Tapi, pernyataan tersebut telah ramai-ramai dibantah otoritas terkait. Mulai Kementerian ESDM hingga PT PLN sendiri. Mahalnya pulsa listrik diketahui akibat biaya administrasi yang ada.

 

Dirjen Ketenagalistrikan Kementerian ESDM Jarman mengatakan, pemerintah akan mengurangi biaya administrasi pada transaksi pembelian pulsa listrik.

 

Jarman mengakui, masih ada kekurangan dalam mekanisme pembayaran token listrik yaitu dikenakannya biaya administrasi dalam setiap transaksinya.

 

"Kalau beli prabayar berkali-kali, kena charge-nya besar.

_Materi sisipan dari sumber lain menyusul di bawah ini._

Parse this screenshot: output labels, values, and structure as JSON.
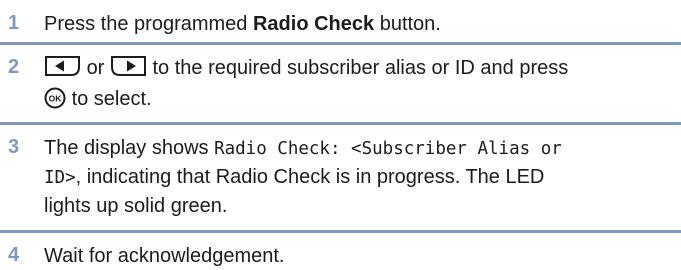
{
  "steps": [
    {
      "number": "1",
      "before": "Press the programmed ",
      "bold": "Radio Check",
      "after": " button."
    },
    {
      "number": "2",
      "key_left_icon": "left-arrow-key-icon",
      "connector": "or",
      "key_right_icon": "right-arrow-key-icon",
      "text_a": "to the required subscriber alias or ID and press",
      "ok_icon": "ok-button-icon",
      "text_b": "to select."
    },
    {
      "number": "3",
      "before": "The display shows ",
      "display_text_1": "Radio Check: <Subscriber Alias or",
      "display_text_2": "ID>",
      "after_line2": ", indicating that Radio Check is in progress. The LED",
      "line3": "lights up solid green."
    },
    {
      "number": "4",
      "text": "Wait for acknowledgement."
    }
  ]
}
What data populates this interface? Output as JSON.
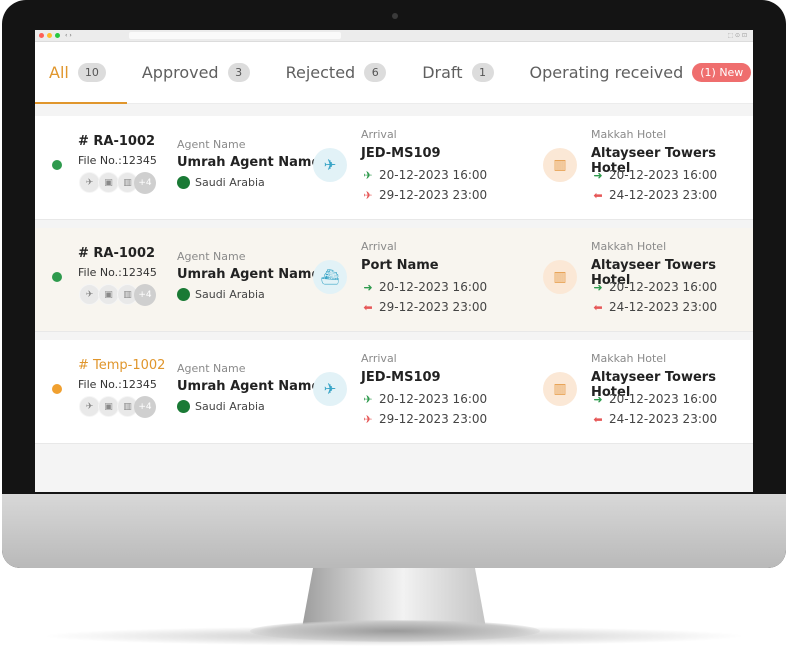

Ada sesuatu yang harus diselesaikan, jangan setiap transaksi kena. Kasihan masyarakat kecil beli yang beli pulsa listrik berkali-kali," kata Jarman di Gedung Dewan Pers, Jakarta, Minggu (13/9/2015).

 

Jarman melanjutkan, pada pembayaran atau pembelian listrik meteran pun masih dikenakan biaya administrasi. Namun, pengenaan tersebut hanya satu kali, tidak seperti transaksi pembelian listrik prabayar yang dikenakan bisa berkali-kali.

 

Oleh karena itu, sambung Jarman, Kementerian ESDM akan mengurangi pengenaan biaya-biaya administrasi pada transaksi pembelian listrik prabayar.

 

"Ada kekurangan yang harus diselesaikan," tutupnya.